Question

A container has two immiscible liquids of densities ${\rho }_1$ and ${\rho }_2(>{\rho }_1)$. A capillary tube of radius $r$ is inserted in the liquid so that its bottom reaches upto the denser liquid. The denser liquid rises in the capillary and attains a height $h$ from the interface of the liquids, which is equal to the column length of the lighter liquid.
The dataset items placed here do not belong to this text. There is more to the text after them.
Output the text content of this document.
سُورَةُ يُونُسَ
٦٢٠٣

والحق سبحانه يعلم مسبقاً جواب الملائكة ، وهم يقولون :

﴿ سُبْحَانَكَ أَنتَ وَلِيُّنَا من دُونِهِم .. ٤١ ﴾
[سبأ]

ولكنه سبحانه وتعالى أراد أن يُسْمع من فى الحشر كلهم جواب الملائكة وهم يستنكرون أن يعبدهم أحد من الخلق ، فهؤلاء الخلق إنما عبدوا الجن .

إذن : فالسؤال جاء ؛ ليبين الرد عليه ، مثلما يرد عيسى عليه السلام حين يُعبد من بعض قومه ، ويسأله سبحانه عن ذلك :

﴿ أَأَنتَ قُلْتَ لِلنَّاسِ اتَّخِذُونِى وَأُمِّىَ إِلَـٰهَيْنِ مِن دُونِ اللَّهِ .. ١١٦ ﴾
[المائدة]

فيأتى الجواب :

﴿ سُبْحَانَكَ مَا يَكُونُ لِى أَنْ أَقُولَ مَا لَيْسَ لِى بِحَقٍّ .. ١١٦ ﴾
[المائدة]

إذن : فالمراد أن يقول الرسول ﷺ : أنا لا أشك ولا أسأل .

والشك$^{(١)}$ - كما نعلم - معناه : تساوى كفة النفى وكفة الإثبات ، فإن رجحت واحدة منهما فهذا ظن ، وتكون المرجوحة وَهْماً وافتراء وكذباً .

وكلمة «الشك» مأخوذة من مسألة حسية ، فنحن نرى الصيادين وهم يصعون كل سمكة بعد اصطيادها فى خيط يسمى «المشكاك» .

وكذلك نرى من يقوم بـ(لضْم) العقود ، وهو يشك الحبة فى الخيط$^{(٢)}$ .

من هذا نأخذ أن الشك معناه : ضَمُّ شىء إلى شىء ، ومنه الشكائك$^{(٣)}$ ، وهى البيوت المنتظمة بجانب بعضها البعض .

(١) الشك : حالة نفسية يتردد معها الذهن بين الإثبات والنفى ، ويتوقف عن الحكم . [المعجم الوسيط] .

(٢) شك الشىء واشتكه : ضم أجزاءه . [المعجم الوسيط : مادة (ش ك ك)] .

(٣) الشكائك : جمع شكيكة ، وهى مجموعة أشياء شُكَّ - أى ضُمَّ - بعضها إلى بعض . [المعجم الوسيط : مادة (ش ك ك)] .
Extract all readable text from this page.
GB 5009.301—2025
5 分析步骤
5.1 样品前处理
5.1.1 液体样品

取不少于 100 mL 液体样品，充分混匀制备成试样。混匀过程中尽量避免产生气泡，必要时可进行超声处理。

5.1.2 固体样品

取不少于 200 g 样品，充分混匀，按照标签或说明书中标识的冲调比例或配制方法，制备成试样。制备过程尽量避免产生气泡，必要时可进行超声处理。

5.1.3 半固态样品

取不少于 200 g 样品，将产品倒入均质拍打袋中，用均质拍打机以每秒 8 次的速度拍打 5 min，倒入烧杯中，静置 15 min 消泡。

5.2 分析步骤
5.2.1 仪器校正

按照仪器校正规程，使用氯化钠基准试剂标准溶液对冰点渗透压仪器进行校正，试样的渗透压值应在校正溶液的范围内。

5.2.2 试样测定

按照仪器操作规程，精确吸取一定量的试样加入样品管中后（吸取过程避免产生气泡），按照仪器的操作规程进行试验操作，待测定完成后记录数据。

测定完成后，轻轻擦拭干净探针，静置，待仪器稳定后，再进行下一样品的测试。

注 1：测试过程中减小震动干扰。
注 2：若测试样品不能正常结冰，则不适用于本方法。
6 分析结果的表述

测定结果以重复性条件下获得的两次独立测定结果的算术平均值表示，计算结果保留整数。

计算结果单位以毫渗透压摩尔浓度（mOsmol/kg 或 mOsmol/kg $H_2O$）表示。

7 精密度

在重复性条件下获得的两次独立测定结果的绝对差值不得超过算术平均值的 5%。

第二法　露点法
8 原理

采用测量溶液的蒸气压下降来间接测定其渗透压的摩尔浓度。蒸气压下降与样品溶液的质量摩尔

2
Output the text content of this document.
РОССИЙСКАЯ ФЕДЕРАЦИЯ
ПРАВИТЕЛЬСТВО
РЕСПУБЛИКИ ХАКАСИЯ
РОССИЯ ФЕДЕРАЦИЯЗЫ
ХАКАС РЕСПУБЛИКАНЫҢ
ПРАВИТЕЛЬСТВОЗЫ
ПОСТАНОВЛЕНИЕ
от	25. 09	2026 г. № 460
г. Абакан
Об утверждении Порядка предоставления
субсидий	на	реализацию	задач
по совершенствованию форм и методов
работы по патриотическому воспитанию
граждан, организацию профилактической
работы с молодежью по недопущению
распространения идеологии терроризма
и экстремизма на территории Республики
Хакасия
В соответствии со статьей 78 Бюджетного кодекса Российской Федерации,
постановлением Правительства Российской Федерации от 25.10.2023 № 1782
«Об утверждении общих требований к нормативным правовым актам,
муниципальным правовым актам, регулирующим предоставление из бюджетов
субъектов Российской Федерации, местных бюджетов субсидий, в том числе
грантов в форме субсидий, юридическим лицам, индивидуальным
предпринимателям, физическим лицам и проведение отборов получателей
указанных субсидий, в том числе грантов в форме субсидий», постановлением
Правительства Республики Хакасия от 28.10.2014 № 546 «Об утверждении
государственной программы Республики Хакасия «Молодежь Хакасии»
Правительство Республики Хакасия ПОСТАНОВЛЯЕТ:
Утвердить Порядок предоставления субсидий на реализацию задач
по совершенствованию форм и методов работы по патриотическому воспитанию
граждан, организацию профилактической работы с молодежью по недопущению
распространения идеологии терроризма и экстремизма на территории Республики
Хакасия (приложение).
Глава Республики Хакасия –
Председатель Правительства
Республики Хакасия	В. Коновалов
Assuming angle of contact to be zero, the surface tension of heavier liquid is

• A. $2\pi r{\rho }_2\text{gh}$
• B. $\frac{{\rho }_{2}rgh}{2}$
• C. $\frac{r}{2}({\rho }_2-{\rho }_1)\text{gh}$
• D. $2\pi r({\rho }_2-{\rho }_1)\text{gh}$

Answer 1

The correct option is C $\frac{r}{2}({\rho }_2-{\rho }_1)\text{gh}$


The pressure difference at the points $A$ and $B$, just above and below the meniscus is
$P_A-P_B=\frac{2T}{r}$
However at the point $A$, the atmospheric pressure is acting.
$\Rightarrow P_0=P_A$
and $P_E=P_A=P_0$
According to Pascal's law, $P_C=P_D$
$\Rightarrow P_A-\frac{2T}{r}+{\rho }_{2}g(h+h^{\prime })=P_E+{\rho }_{1}gh+{\rho }_{2}g{h}^{\prime }$
$\Rightarrow \frac{2T}{r}=({\rho }_2-{\rho }_1)gh$
$\Rightarrow T=\frac{r}{2}({\rho }_2-{\rho }_1)gh$